Droit des sociétésVeille juridique

Où commence l’abus d’égalité ?

Les conseils le savent, l’égalité est un terrain glissant. Les décisions collectives requérant de facto l’unanimité des associés, tout désaccord entraîne un risque de blocage des décisions sociales, pouvant aller jusqu’à la paralysie de la société justifiant sa dissolution anticipée sur le fondement de l’article 1844-7, 5° du Code civil. Mais les parties peuvent, malgré toutes les mises en garde, accepter ce risque. Reste que la liberté de vote n’est pas sans limite, et que l’associé égalitaire peut (à l’instar de l’associé disposant d’une minorité de blocage) abuser de son droit. Où se situe alors la frontière entre l’exercice normal du droit de vote et son abus ? C’est sur ce point que s’est prononcée la Cour de cassation dans un arrêt du 21 juin 2023.

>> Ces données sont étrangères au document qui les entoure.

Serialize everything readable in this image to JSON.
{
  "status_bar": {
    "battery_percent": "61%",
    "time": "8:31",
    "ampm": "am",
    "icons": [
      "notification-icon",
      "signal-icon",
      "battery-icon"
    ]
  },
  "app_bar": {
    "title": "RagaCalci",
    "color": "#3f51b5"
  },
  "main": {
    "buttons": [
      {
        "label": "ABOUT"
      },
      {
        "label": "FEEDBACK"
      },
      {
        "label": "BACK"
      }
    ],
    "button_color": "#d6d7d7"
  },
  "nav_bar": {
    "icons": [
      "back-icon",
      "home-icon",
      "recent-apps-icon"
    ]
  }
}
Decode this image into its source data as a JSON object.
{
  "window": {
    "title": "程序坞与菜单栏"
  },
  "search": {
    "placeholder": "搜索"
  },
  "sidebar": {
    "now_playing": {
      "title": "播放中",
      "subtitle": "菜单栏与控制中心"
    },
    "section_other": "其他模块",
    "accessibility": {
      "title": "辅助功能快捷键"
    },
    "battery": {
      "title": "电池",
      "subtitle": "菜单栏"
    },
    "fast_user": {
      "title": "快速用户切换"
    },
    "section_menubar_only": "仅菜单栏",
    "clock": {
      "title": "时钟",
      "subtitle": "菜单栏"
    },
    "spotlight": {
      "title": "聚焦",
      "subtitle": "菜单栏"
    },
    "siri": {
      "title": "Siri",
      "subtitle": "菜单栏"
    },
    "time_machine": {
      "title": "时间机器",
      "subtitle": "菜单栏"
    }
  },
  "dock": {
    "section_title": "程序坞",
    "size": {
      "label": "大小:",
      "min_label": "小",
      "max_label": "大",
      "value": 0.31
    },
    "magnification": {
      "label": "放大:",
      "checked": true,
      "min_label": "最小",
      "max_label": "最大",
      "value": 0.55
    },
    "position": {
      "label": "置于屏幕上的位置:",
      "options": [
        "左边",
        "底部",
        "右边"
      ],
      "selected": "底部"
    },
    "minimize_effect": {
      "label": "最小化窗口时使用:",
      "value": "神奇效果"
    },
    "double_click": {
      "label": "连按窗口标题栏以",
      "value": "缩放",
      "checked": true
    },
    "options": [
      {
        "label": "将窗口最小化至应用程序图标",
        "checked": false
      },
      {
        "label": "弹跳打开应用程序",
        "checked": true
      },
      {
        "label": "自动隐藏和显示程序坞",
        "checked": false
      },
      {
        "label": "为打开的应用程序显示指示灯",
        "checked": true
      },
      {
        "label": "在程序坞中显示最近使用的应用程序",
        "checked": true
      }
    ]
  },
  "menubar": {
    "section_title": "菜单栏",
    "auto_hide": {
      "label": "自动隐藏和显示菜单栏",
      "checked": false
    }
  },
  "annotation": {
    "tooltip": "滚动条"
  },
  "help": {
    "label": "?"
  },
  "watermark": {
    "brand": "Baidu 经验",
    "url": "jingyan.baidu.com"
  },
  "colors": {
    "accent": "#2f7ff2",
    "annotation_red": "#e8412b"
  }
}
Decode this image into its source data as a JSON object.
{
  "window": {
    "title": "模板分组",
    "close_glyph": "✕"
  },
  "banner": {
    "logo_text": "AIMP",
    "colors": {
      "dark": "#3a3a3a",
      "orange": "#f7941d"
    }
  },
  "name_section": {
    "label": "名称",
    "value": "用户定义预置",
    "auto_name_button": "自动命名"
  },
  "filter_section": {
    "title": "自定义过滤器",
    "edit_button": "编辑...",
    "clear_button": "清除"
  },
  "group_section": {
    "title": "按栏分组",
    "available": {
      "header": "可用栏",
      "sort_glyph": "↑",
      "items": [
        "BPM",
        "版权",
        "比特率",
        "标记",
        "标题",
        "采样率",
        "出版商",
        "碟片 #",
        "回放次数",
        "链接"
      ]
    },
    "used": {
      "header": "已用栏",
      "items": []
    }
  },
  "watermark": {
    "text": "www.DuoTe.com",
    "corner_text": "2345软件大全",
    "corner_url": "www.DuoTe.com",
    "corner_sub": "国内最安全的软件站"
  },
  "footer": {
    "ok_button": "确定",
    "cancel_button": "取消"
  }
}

Deux sociétés de transport détenaient 50% chacune du capital d’une troisième société (la joint-venture), constituée spécialement pour l’exécution d’un marché. A l’approche de l’échéance de ce marché, le client proposa une modification substantielle de ses conditions. Ces modifications furent soumises à l’assemblée générale de la joint-venture. L’un des associés s’étant prononcé contre ces modifications, elles ne purent être adoptées, la joint-venture perdit le marché, qui fut attribué… au groupe auquel appartenait l’associé opposant.

L’autre associé assigna l’opposant devant les juridictions compétentes.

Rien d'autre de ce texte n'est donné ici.